Kaboom – Gregg Araki – 2010

Kaboom - Gregg Araki - 2010 dans Gregg Araki KAboom-2

The bitter end.    

   7.5   Smith couche avec London, fantasme sur Thor son colocataire, et passe ses journées avec sa meilleure amie Stella. La première est une belle blonde aguicheuse, le second est un surfeur blond et baraqué con comme la lune, la troisième est rentre-dedans, belle et sarcastique. Lors d’une soirée bien gratinée, Smith mange un peu de space cake et commence à délirer, découvrant des gens qu’il ne voyait que dans ses propres rêves, en rencontrant dans un premier temps une fille rousse qui semble être poursuivi, puis en découvrant des types louches avec des masques d’animaux complètement grotesques qui lui courent après, puis en se rendant compte qu’il est le témoin, peut-être même l’acteur (puisqu’un messie/gourou au physique de Bob Marley lui dit qu’il est l’élu) d’un complot fanatique qui viserait à détruire le monde entier.

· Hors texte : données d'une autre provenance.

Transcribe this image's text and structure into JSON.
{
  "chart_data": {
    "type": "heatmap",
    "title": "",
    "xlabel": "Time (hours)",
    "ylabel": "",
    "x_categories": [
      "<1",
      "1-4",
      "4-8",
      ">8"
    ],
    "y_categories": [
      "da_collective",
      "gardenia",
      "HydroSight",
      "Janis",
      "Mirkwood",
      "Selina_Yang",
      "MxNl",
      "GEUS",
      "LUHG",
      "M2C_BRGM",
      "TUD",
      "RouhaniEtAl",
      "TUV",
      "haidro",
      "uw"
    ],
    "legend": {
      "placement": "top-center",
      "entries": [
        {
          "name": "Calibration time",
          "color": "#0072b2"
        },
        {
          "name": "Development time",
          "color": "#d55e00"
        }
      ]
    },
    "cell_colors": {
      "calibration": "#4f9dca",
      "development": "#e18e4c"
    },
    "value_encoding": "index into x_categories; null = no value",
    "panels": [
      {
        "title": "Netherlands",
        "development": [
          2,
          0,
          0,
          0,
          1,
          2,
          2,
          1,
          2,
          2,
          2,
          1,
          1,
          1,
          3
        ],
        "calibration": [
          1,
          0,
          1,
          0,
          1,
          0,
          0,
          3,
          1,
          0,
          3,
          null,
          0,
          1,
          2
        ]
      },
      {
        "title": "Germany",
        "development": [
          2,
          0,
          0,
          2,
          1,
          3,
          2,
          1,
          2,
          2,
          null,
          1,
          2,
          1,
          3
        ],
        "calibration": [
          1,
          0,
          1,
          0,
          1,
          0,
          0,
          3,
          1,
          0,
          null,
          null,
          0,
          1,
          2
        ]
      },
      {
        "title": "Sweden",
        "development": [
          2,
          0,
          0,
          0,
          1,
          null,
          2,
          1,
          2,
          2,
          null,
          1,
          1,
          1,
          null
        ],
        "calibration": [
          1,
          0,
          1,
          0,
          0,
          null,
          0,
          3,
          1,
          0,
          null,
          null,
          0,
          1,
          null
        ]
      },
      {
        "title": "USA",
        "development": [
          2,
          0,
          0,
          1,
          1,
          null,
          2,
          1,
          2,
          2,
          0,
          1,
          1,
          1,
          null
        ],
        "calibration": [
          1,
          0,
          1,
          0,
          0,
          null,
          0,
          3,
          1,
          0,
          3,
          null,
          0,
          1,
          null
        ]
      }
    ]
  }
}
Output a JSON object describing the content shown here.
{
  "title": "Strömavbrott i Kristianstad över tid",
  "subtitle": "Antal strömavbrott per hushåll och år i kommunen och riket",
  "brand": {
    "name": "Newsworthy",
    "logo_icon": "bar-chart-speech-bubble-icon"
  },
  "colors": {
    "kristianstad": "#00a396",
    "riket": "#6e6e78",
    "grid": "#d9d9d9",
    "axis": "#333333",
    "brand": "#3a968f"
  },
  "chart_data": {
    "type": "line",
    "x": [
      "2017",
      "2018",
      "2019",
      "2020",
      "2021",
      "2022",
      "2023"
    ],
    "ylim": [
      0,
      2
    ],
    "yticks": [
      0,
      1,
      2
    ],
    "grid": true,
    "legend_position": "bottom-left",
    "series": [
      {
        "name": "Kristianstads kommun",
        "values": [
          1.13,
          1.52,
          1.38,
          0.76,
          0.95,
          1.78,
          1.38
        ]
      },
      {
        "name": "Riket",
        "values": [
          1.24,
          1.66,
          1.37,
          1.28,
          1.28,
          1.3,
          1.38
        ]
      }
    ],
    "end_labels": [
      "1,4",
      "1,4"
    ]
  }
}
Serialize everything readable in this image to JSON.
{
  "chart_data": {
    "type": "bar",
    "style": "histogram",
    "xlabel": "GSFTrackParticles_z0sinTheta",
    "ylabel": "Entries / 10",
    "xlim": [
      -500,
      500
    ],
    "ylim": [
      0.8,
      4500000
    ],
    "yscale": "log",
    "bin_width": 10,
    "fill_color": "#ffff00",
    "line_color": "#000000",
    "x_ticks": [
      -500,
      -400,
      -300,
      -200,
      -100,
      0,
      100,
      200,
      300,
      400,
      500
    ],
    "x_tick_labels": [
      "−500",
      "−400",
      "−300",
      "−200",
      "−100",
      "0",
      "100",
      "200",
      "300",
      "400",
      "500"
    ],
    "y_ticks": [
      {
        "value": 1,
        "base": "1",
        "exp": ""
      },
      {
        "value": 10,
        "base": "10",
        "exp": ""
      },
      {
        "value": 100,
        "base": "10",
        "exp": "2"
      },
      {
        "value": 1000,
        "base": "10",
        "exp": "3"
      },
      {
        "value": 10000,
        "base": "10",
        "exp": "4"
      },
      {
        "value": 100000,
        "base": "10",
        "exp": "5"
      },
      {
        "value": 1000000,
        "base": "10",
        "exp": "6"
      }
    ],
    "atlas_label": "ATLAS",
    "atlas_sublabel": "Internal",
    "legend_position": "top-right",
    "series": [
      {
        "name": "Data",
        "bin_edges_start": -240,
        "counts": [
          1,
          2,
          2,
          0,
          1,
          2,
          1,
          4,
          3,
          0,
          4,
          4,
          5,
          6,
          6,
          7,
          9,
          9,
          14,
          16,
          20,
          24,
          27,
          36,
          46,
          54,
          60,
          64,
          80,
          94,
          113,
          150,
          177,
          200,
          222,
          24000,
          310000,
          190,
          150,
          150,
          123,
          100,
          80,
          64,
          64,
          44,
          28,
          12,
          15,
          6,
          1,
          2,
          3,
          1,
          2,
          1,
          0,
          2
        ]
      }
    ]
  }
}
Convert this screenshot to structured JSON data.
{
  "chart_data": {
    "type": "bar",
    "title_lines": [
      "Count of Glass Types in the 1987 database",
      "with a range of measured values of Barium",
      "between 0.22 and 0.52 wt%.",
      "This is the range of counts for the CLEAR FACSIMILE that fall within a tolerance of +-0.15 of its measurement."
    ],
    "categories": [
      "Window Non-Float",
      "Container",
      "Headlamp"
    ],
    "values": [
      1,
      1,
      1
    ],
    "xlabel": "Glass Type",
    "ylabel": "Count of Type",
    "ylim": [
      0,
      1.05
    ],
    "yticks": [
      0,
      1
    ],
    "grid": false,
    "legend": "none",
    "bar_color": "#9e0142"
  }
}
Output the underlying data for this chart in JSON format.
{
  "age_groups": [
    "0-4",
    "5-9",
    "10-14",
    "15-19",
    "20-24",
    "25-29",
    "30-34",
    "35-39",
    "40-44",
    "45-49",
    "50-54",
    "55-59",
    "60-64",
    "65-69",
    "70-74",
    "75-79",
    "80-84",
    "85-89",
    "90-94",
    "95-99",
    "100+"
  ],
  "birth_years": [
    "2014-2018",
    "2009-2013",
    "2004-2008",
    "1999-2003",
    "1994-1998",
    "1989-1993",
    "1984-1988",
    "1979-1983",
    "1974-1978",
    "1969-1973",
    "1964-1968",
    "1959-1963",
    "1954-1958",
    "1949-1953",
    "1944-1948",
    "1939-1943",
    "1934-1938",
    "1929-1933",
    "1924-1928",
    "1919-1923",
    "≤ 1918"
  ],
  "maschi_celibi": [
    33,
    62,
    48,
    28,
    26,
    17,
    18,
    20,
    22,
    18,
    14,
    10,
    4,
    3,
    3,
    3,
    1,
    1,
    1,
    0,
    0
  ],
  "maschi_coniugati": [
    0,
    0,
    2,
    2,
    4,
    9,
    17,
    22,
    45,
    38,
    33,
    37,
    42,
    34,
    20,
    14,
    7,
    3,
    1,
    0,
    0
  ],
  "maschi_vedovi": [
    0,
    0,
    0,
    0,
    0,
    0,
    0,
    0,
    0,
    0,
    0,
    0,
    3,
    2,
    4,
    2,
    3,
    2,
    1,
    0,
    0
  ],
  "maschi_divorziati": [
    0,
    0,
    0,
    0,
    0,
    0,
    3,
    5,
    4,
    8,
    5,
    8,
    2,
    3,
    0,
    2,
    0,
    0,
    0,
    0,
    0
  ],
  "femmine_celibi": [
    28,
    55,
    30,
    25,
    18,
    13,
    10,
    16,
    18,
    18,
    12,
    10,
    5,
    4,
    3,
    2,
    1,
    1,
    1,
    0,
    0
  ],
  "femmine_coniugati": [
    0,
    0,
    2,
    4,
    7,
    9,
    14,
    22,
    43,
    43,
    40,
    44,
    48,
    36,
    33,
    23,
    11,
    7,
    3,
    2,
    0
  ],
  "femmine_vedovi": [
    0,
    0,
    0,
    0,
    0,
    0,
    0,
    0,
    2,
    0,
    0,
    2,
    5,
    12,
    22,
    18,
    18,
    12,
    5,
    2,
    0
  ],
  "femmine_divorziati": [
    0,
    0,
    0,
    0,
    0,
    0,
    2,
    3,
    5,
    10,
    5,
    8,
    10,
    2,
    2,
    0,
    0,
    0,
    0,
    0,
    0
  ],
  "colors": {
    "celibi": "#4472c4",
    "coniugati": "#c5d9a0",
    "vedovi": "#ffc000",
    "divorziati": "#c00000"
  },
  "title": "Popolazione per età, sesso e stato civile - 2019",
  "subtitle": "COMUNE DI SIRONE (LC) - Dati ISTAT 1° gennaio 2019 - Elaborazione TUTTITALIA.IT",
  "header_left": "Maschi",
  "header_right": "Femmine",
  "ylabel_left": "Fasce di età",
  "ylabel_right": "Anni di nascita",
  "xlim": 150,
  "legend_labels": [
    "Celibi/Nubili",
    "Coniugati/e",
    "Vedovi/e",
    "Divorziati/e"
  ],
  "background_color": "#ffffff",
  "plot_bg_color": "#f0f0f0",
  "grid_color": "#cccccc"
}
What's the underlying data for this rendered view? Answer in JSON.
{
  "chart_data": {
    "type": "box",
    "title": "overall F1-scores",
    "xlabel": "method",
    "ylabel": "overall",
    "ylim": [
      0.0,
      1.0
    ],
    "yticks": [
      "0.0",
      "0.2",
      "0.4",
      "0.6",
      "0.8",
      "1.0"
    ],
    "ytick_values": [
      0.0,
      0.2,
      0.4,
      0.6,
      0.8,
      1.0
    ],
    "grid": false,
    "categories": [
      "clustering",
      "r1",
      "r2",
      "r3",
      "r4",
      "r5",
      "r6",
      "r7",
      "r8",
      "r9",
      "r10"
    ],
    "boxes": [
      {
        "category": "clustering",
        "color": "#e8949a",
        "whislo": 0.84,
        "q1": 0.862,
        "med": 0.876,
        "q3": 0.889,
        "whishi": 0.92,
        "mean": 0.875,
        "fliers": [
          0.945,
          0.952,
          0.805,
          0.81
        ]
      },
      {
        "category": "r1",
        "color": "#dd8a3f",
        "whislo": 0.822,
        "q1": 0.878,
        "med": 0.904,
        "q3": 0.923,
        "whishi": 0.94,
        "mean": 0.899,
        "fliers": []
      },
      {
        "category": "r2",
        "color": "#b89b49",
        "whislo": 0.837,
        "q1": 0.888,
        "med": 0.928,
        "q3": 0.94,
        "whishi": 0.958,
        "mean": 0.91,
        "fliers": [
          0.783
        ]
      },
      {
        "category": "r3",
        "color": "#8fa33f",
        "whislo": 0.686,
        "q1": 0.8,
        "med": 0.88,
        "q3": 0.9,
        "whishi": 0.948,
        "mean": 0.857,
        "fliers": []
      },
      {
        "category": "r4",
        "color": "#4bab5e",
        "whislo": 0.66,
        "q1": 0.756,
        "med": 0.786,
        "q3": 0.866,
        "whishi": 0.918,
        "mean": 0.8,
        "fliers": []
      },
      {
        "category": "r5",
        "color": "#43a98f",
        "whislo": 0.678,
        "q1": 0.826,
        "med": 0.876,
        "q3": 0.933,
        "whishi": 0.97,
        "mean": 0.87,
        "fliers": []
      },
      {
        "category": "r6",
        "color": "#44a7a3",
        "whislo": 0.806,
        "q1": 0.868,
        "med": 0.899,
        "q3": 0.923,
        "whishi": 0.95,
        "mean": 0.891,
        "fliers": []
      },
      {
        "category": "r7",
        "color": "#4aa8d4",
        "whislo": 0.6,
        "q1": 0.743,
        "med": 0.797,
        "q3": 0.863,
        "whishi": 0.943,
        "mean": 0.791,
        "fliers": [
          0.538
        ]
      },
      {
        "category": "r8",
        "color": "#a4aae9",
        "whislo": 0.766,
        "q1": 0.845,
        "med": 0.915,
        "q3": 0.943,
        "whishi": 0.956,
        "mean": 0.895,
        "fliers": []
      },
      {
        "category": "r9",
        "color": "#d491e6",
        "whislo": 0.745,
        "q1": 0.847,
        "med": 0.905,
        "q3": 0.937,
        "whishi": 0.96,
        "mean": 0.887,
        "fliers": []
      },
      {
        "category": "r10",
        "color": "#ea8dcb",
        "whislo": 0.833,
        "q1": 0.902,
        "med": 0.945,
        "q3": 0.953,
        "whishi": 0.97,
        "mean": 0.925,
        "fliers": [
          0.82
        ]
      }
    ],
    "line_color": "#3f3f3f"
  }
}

     C’est un pur moment de plaisir, plein de couleurs devant lequel il faut s’abandonner, se laisser aller, se laisser gagner par le jeu, un délire éphémère et gratuit comme peut l’être une soirée arrosée ou enfumée, ça n’a à mon sens aucune autre prétention. Kaboom joue avec les clichés et les détourne, montre une jeunesse hystérique et sur un nuage. Toutes les barrières sont mises alors de côté, tout devient possible, tout est prétexte à y croire. Film ouvertement bi, qui affiche sa liberté sexuelle dans chaque plan, avec son humour de teen-movie dans un débit inimaginable, son montage syncopé comme s’il fallait faire vite, comme si tout cela ne durait qu’un temps, son énergie tenue d’un bout à l’autre, d’abord envoûtante puis carrément excitante, jubilatoire. Et puis les acteurs sont tous beaux, pimpants, tellement sous les projos que l’on se sent constamment en plein voyage onirique. Film pop doté d’une bande-son irréprochable qui détruit sur son passage toutes les comédies érotico-romantico-trash vues jusqu’à maintenant.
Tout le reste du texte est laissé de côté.